If you’re looking to stock up on instant noodles of the edible variety, unfortunately, we can’t help you.
On the other hand, what we do have is Ramen Fury, a fast and furious game of instant noodles, ingredient hoarding and sabotage and you can pick up your own copy from the Games @ PI webstore!
And here to tell you more about it with an in-depth review is Wesley!
– Kenneth, Games @ PI Manager
TL;DR: Ramen Fury is a light 30 minute card game for 2 to 5 players. Players attempt to draft ingredient cards to add to bowls of ramen to score points. However, ingredients can also be used to sabotage other players dishes by mixing in unwanted flavours to their recipes or outright stolen using spoon tokens, lending the game a ‘take-that’ element! Fast and easy to learn, Ramen Fury is a great game for players who enjoy strategy games with an added ‘sabo’ flavour.
No matter how you slice it, it would be strange to see a packet of instant ramen in a store that sells board games and miniature figures. That’s (probably) why Ramen Fury comes in an eye-catching packet that resembles Myojo’s chicken noodles. (Not sponsored) The outer appearance instantly tells you what the game is about: instant Ramen.
Ramen Fury is a set collection game that challenges 2-5 players to craft three bowls of noodles with a myriad of ingredients cards, and score them by “eating” the completed dish (which you flip the bowl card to its empty side). Once all three bowls have been devoured, the game ends and scores are counted based on the finished bowls of ramen.
Scoring, as mentioned, is dependent on the ingredients in the ramen bowls. As a rule, each bowl of Ramen can hold one flavouring card and any combination of ingredients, up to five total (including the flavouring). Ingredients are sorted between meat, vegetables and garnishes, which have their own unique rules.
The flavouring cards have their own unique ways of scoring points for the player: for instance, beef flavouring rewards you for putting consecutive meat ingredients, while the chicken flavouring rewards you for having two or three copies of the same card. However, as with all late night suppers, all this is moot if you don’t get to eat your ramen before the game ends.
Each player takes their turn by spending two actions on six possible choices.
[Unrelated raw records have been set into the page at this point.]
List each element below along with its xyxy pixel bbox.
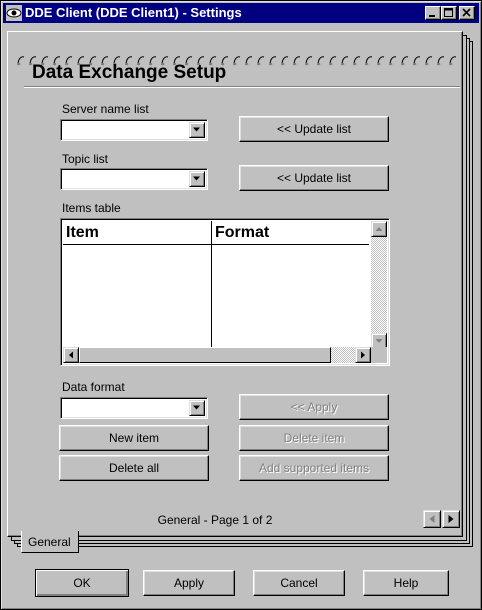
- scroll-up-button[interactable]: [371, 221, 387, 237]
- scrollbar-corner: [371, 347, 387, 363]
- chevron-down-icon: [193, 127, 200, 132]
- arrow-down-icon: [375, 339, 383, 343]
- delete-all-button[interactable]: Delete all: [59, 455, 209, 481]
- chevron-down-icon: [193, 176, 200, 181]
- arrow-right-icon: [361, 351, 365, 359]
- arrow-left-icon: [429, 515, 435, 523]
- apply-format-button[interactable]: << Apply: [239, 394, 389, 420]
- update-server-list-button[interactable]: << Update list: [239, 116, 389, 142]
- previous-page-button[interactable]: [423, 510, 441, 528]
- maximize-button[interactable]: [441, 6, 457, 20]
- close-icon: [462, 8, 471, 17]
- heading-divider: [24, 86, 460, 88]
- arrow-right-icon: [448, 515, 454, 523]
- vertical-scrollbar[interactable]: [371, 221, 387, 349]
- help-button[interactable]: Help: [363, 570, 449, 596]
- delete-item-button[interactable]: Delete item: [239, 425, 389, 451]
- tab-general[interactable]: General: [21, 531, 79, 553]
- items-table-label: Items table: [62, 201, 121, 215]
- minimize-icon: [429, 15, 435, 17]
- apply-button[interactable]: Apply: [143, 570, 235, 596]
- tab-general-label: General: [28, 535, 71, 549]
- ok-button[interactable]: OK: [35, 569, 129, 597]
- arrow-left-icon: [69, 351, 73, 359]
- topic-list-label: Topic list: [62, 152, 109, 166]
- notebook: Data Exchange Setup Server name list << …: [7, 31, 463, 537]
- title-bar[interactable]: DDE Client (DDE Client1) - Settings: [3, 3, 479, 23]
- scroll-left-button[interactable]: [63, 347, 79, 363]
- horizontal-scroll-track[interactable]: [331, 347, 355, 363]
- topic-list-combo[interactable]: [60, 168, 208, 190]
- window-title: DDE Client (DDE Client1) - Settings: [25, 5, 242, 20]
- column-divider[interactable]: [211, 221, 212, 349]
- server-name-label: Server name list: [62, 102, 149, 116]
- update-topic-list-button[interactable]: << Update list: [239, 165, 389, 191]
- data-format-combo[interactable]: [60, 397, 208, 419]
- page-status: General - Page 1 of 2: [157, 513, 273, 527]
- horizontal-scroll-thumb[interactable]: [79, 347, 331, 363]
- app-eye-icon[interactable]: [6, 5, 22, 21]
- page-heading: Data Exchange Setup: [32, 62, 227, 83]
- arrow-up-icon: [375, 227, 383, 231]
- items-table[interactable]: Item Format: [60, 218, 390, 366]
- close-button[interactable]: [459, 6, 475, 20]
- next-page-button[interactable]: [442, 510, 460, 528]
- maximize-icon: [444, 8, 453, 17]
- settings-window: DDE Client (DDE Client1) - Settings Data…: [0, 0, 482, 610]
- scroll-right-button[interactable]: [355, 347, 371, 363]
- topic-list-dropdown-button[interactable]: [189, 171, 205, 187]
- server-name-combo[interactable]: [60, 119, 208, 141]
- server-name-dropdown-button[interactable]: [189, 122, 205, 138]
- minimize-button[interactable]: [425, 6, 441, 20]
- cancel-button[interactable]: Cancel: [253, 570, 345, 596]
- data-format-label: Data format: [62, 380, 125, 394]
- column-header-format[interactable]: Format: [212, 221, 369, 245]
- horizontal-scrollbar[interactable]: [63, 347, 371, 363]
- chevron-down-icon: [193, 405, 200, 410]
- add-supported-items-button[interactable]: Add supported items: [239, 455, 389, 481]
- data-format-dropdown-button[interactable]: [189, 400, 205, 416]
- column-header-item[interactable]: Item: [63, 221, 211, 245]
- new-item-button[interactable]: New item: [59, 425, 209, 451]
Basic stuff includes picking up ingredients laid out on the table to your hand, placing them from your hand to a bowl (your opponent’s bowls count too) or eating your freshly crafted bowls of ramen.
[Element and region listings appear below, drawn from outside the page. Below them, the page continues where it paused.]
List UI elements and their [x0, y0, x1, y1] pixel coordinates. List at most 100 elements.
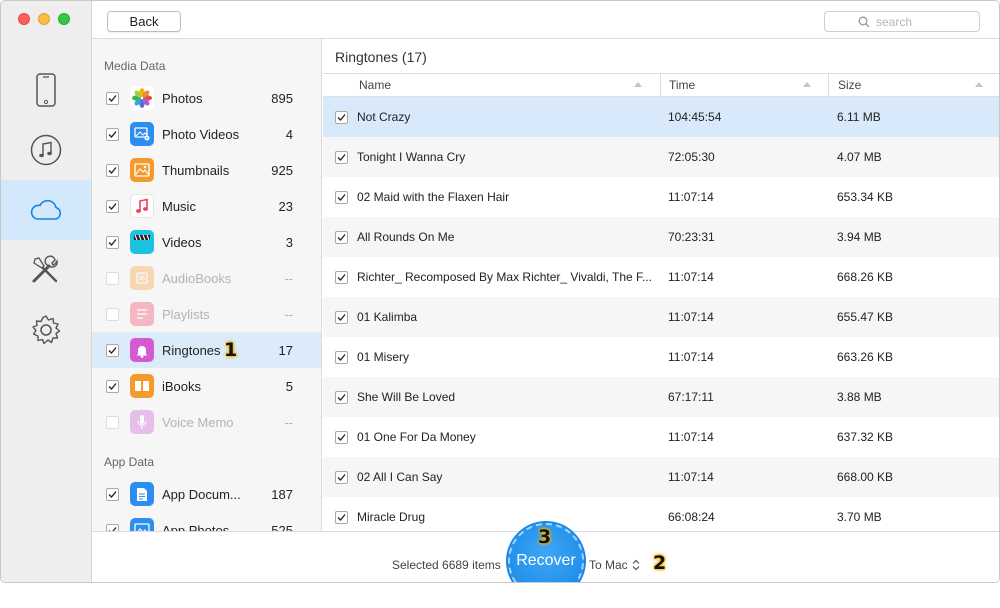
videos-app-icon	[130, 230, 154, 254]
sidebar-item-app-documents[interactable]: App Docum... 187	[92, 476, 321, 512]
search-box[interactable]	[824, 11, 980, 32]
step-1-badge: 1	[224, 339, 238, 361]
sidebar-item-label: iBooks	[162, 378, 202, 394]
checkmark-icon	[337, 194, 346, 201]
checkmark-icon	[108, 94, 117, 102]
table-row[interactable]: Richter_ Recomposed By Max Richter_ Viva…	[323, 257, 999, 297]
media-data-heading: Media Data	[104, 59, 166, 73]
photos-checkbox[interactable]	[106, 91, 119, 105]
cell-size: 653.34 KB	[837, 190, 894, 204]
table-row[interactable]: Miracle Drug 66:08:24 3.70 MB	[323, 497, 999, 531]
photo-videos-checkbox[interactable]	[106, 127, 119, 141]
rail-icloud-button[interactable]	[1, 180, 91, 240]
sidebar-item-label: App Docum...	[162, 486, 241, 502]
column-header-size[interactable]: Size	[838, 74, 861, 96]
music-note-icon	[30, 134, 62, 166]
sidebar-item-label: Photo Videos	[162, 126, 240, 142]
cell-size: 3.70 MB	[837, 510, 882, 524]
app-photos-checkbox[interactable]	[106, 523, 119, 531]
step-3-badge: 3	[538, 526, 552, 548]
row-checkbox[interactable]	[335, 231, 348, 244]
row-checkbox[interactable]	[335, 111, 348, 124]
column-header-time[interactable]: Time	[669, 74, 695, 96]
sort-arrow-icon	[975, 82, 983, 87]
table-row[interactable]: All Rounds On Me 70:23:31 3.94 MB	[323, 217, 999, 257]
cell-size: 3.88 MB	[837, 390, 882, 404]
cell-size: 663.26 KB	[837, 350, 894, 364]
row-checkbox[interactable]	[335, 511, 348, 524]
rail-music-button[interactable]	[1, 120, 91, 180]
table-row[interactable]: Not Crazy 104:45:54 6.11 MB	[323, 97, 999, 137]
sidebar-item-thumbnails[interactable]: Thumbnails 925	[92, 152, 321, 188]
column-header-name[interactable]: Name	[359, 74, 391, 96]
table-row[interactable]: 01 Misery 11:07:14 663.26 KB	[323, 337, 999, 377]
row-checkbox[interactable]	[335, 471, 348, 484]
table-row[interactable]: She Will Be Loved 67:17:11 3.88 MB	[323, 377, 999, 417]
rail-device-button[interactable]	[1, 60, 91, 120]
sort-arrow-icon	[634, 82, 642, 87]
destination-select[interactable]: To Mac	[589, 558, 640, 572]
row-checkbox[interactable]	[335, 191, 348, 204]
music-checkbox[interactable]	[106, 199, 119, 213]
cell-time: 11:07:14	[668, 310, 714, 324]
sidebar-item-ibooks[interactable]: iBooks 5	[92, 368, 321, 404]
close-window-button[interactable]	[18, 13, 30, 25]
ibooks-checkbox[interactable]	[106, 379, 119, 393]
back-button[interactable]: Back	[107, 11, 181, 32]
checkmark-icon	[337, 514, 346, 521]
checkmark-icon	[108, 346, 117, 354]
cell-time: 11:07:14	[668, 350, 714, 364]
row-checkbox[interactable]	[335, 271, 348, 284]
top-toolbar: Back	[92, 1, 999, 39]
table-row[interactable]: 02 Maid with the Flaxen Hair 11:07:14 653.…	[323, 177, 999, 217]
table-row[interactable]: 01 One For Da Money 11:07:14 637.32 KB	[323, 417, 999, 457]
table-header: Name Time Size	[323, 73, 999, 97]
cell-name: 01 Kalimba	[357, 310, 418, 324]
ringtones-checkbox[interactable]	[106, 343, 119, 357]
sidebar-item-photo-videos[interactable]: Photo Videos 4	[92, 116, 321, 152]
table-row[interactable]: Tonight I Wanna Cry 72:05:30 4.07 MB	[323, 137, 999, 177]
cell-size: 4.07 MB	[837, 150, 882, 164]
minimize-window-button[interactable]	[38, 13, 50, 25]
thumbnails-checkbox[interactable]	[106, 163, 119, 177]
search-input[interactable]	[876, 14, 946, 29]
app-data-heading: App Data	[104, 455, 155, 469]
rail-tools-button[interactable]	[1, 240, 91, 300]
cell-name: 02 All I Can Say	[357, 470, 443, 484]
sidebar-item-app-photos[interactable]: App Photos 525	[92, 512, 321, 531]
cell-name: Richter_ Recomposed By Max Richter_ Viva…	[357, 270, 653, 284]
table-row[interactable]: 01 Kalimba 11:07:14 655.47 KB	[323, 297, 999, 337]
checkmark-icon	[337, 474, 346, 481]
checkmark-icon	[108, 130, 117, 138]
checkmark-icon	[337, 434, 346, 441]
app-documents-checkbox[interactable]	[106, 487, 119, 501]
table-row[interactable]: 02 All I Can Say 11:07:14 668.00 KB	[323, 457, 999, 497]
row-checkbox[interactable]	[335, 351, 348, 364]
sidebar-item-videos[interactable]: Videos 3	[92, 224, 321, 260]
category-sidebar: Media Data Photos 895 Photo Videos 4 Thu…	[92, 39, 322, 531]
zoom-window-button[interactable]	[58, 13, 70, 25]
row-checkbox[interactable]	[335, 431, 348, 444]
audiobooks-checkbox	[106, 271, 119, 285]
voice-memo-app-icon	[130, 410, 154, 434]
row-checkbox[interactable]	[335, 151, 348, 164]
search-icon	[858, 16, 870, 27]
playlists-app-icon	[130, 302, 154, 326]
sidebar-item-count: 17	[278, 342, 293, 358]
sidebar-item-count: --	[284, 414, 293, 430]
videos-checkbox[interactable]	[106, 235, 119, 249]
sidebar-item-label: Voice Memo	[162, 414, 234, 430]
sidebar-item-label: Photos	[162, 90, 203, 106]
sidebar-item-ringtones[interactable]: Ringtones 1 17	[92, 332, 321, 368]
main-content: Ringtones (17) Name Time Size Not Crazy 1…	[323, 39, 999, 531]
sidebar-item-count: 23	[278, 198, 293, 214]
sidebar-item-photos[interactable]: Photos 895	[92, 80, 321, 116]
step-2-badge: 2	[653, 552, 667, 574]
cell-time: 11:07:14	[668, 470, 714, 484]
rail-settings-button[interactable]	[1, 300, 91, 360]
cell-time: 11:07:14	[668, 190, 714, 204]
sidebar-item-music[interactable]: Music 23	[92, 188, 321, 224]
row-checkbox[interactable]	[335, 311, 348, 324]
sidebar-item-label: Ringtones	[162, 342, 221, 358]
row-checkbox[interactable]	[335, 391, 348, 404]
If none of the available ingredients appeal to you, you can spend an action to toss them for a fresh set from the deck. Not only does this give you and the other players new options, revealing a garnish card allows you to place it onto a player’s bowl for free. Those who enjoy ruining friendships will be glad to know revealing another garnish card allows you to do it again, until you stop revealing garnish cards.
Luckily, if you were one of the unfortunate players who ended up with 5 chili pepper garnish cards in a bowl, the game has got you covered. You could spend an action to empty your bowl of chili peppers, or use a spoon token (and an action) to pick out the last placed ingredient from your bowls of soup and place them in your hand.
Designed to take 20 to 30 minutes per game, Ramen Fury is a simple game that is also deceptively strategic. With so many options but a limited amount of turns, the game gives you options to either focus on crafting your ramen masterpiece and savoring it, or mess with the other players by dropping ingredients into their bowls to stall for time.
Setting up the game is simple and quick, making it easy to carry around. Tokens are kept to a minimum, allowing you to store the game easily once play sessions are done for the day. My only gripe would be how sleeving the cards makes it impossible to put it back into its neat packaging.